Estava prestes a sair de casa quando ouviu aquela voz doce e reconfortante.

– Não vai se despedir? – perguntou Giovanna. Mesmo quando dava uma ordem, sua voz soava como uma cantoria.

– Desculpa, eu me empolguei – e correu para abraçá-la.

– Você sabe o que acontece com o afobado – disse Giovanna, afagando os cabelos curtos e ondulados do garoto. – Lembre-se da primeira vez em que você tentou bisbilhotar a Cidade Alta.

– Isso já faz quase dois anos. – Anak'mar odiava quando lhe lembravam de seus erros passados, com os quais julgava ter aprendido. – Dessa vez, tenho tudo sob controle.

– Tem certeza? – Dona Giovanna não disse aquelas palavras, mas, ao olhar sua expressão de preocupação, Anak'mar ouviu-as em sua mente.

O garoto beijou-lhe a bochecha sem aviso.

– Quer saber um segredo? – perguntou Giovanna, sorrindo com aquela demonstração de carinho.

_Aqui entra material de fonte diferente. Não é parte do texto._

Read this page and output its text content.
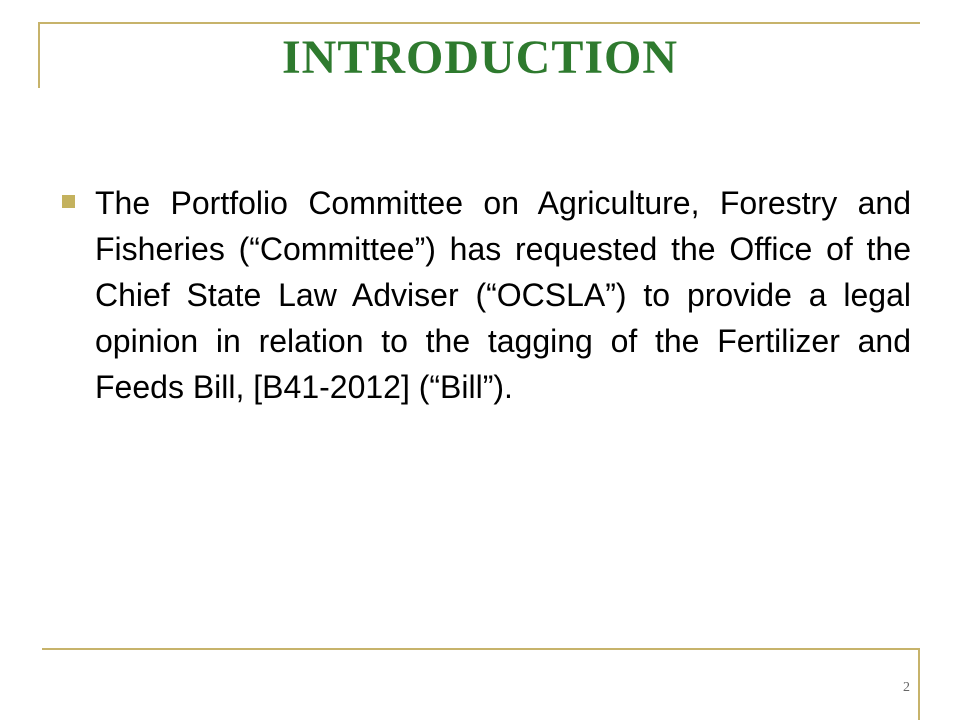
INTRODUCTION

The Portfolio Committee on Agriculture, Forestry and Fisheries (“Committee”) has requested the Office of the Chief State Law Adviser (“OCSLA”) to provide a legal opinion in relation to the tagging of the Fertilizer and Feeds Bill, [B41-2012] (“Bill”).

2
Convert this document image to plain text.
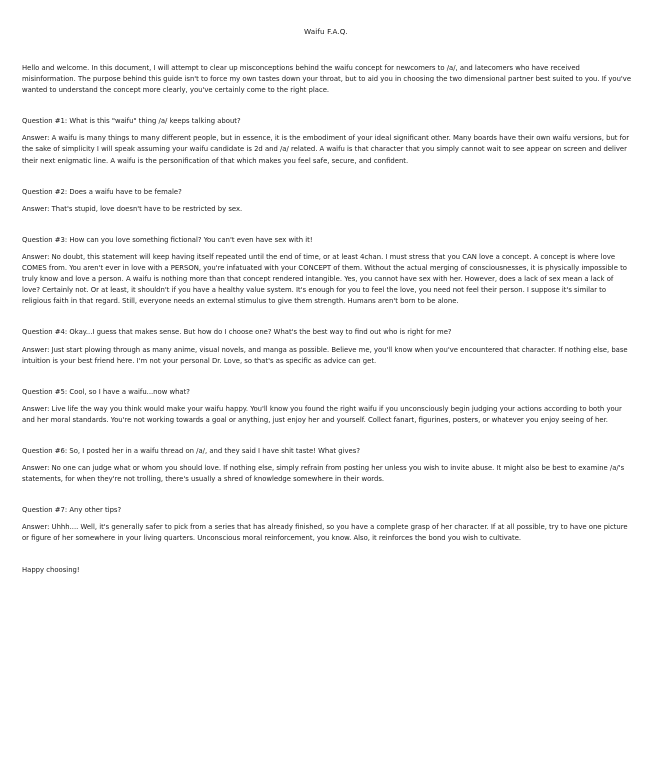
Waifu F.A.Q.

Hello and welcome. In this document, I will attempt to clear up misconceptions behind the waifu concept for newcomers to /a/, and latecomers who have received misinformation. The purpose behind this guide isn't to force my own tastes down your throat, but to aid you in choosing the two dimensional partner best suited to you. If you've wanted to understand the concept more clearly, you've certainly come to the right place.

Question #1: What is this "waifu" thing /a/ keeps talking about?

Answer: A waifu is many things to many different people, but in essence, it is the embodiment of your ideal significant other. Many boards have their own waifu versions, but for the sake of simplicity I will speak assuming your waifu candidate is 2d and /a/ related. A waifu is that character that you simply cannot wait to see appear on screen and deliver their next enigmatic line. A waifu is the personification of that which makes you feel safe, secure, and confident.

Question #2: Does a waifu have to be female?

Answer: That's stupid, love doesn't have to be restricted by sex.

Question #3: How can you love something fictional? You can't even have sex with it!

Answer: No doubt, this statement will keep having itself repeated until the end of time, or at least 4chan. I must stress that you CAN love a concept. A concept is where love COMES from. You aren't ever in love with a PERSON, you're infatuated with your CONCEPT of them. Without the actual merging of consciousnesses, it is physically impossible to truly know and love a person. A waifu is nothing more than that concept rendered intangible. Yes, you cannot have sex with her. However, does a lack of sex mean a lack of love? Certainly not. Or at least, it shouldn't if you have a healthy value system. It's enough for you to feel the love, you need not feel their person. I suppose it's similar to religious faith in that regard. Still, everyone needs an external stimulus to give them strength. Humans aren't born to be alone.

Question #4: Okay...I guess that makes sense. But how do I choose one? What's the best way to find out who is right for me?

Answer: Just start plowing through as many anime, visual novels, and manga as possible. Believe me, you'll know when you've encountered that character. If nothing else, base intuition is your best friend here. I'm not your personal Dr. Love, so that's as specific as advice can get.

Question #5: Cool, so I have a waifu...now what?

Answer: Live life the way you think would make your waifu happy. You'll know you found the right waifu if you unconsciously begin judging your actions according to both your and her moral standards. You're not working towards a goal or anything, just enjoy her and yourself. Collect fanart, figurines, posters, or whatever you enjoy seeing of her.

Question #6: So, I posted her in a waifu thread on /a/, and they said I have shit taste! What gives?

Answer: No one can judge what or whom you should love. If nothing else, simply refrain from posting her unless you wish to invite abuse. It might also be best to examine /a/'s statements, for when they're not trolling, there's usually a shred of knowledge somewhere in their words.

Question #7: Any other tips?

Answer: Uhhh.... Well, it's generally safer to pick from a series that has already finished, so you have a complete grasp of her character. If at all possible, try to have one picture or figure of her somewhere in your living quarters. Unconscious moral reinforcement, you know. Also, it reinforces the bond you wish to cultivate.

Happy choosing!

Anak'mar assentiu fervorosamente.

– Vê aquele pano vermelho? – Ela apontou para um canto da parede encoberto pelo tecido. – Aquela madeira é oca, quebrável com um simples chute. Do outro lado, há uma passagem para um local seguro. O meu trabalho é muito arriscado, então tenho que ter uma rota de fuga num caso de emergência.

– Seu plano alternativo.

– Correto, e agora é nosso plano alternativo. – Acariciou-lhe a nuca. – Agora vá, e tenha cuidado.

O garoto deu meia-volta e desapareceu cidade afora.

Já havia se familiarizado com a maioria das intricadas passagens do Baixio. Correu pelas vielas, cortando caminho através de bueiros, por debaixo de pontes e pelos telhados. Lá no alto, os gritos de alegria e excitação dos cidadãos em festa se misturavam às trombetas, flautas transversais, tambores e dúzias de outros instrumentos que animavam o dia de Telesan. Os residentes do Baixio raramente participavam de tal celebração e, os que o faziam, subiam à Cidade Alta para festejar anonimamente.

Anak'mar contava com o anonimato para o sucesso de seu plano.

O topo de um sobrado lhe concedeu um ótimo campo de visão para avistar os festejos. Mais do que isso, podia alcançar a Cidade Alta com um simples salto. Do alto do telhado, sentiu o cheiro de perfume sobrepor o fedor usual do Baixio. Ocultou-se detrás de uma caixa duas vezes o seu tamanho – lembranças tristes lhe vieram à tona – e trocou de roupa.

O traje burlesco ocultava seu corpo quase por inteiro – um par de luvas fez o resto do trabalho. Como um toque final, vestiu a máscara.

Verificou que seu saco de grãos de milho continuava seguro em sua cintura, apoiou-se no parapeito e pulou.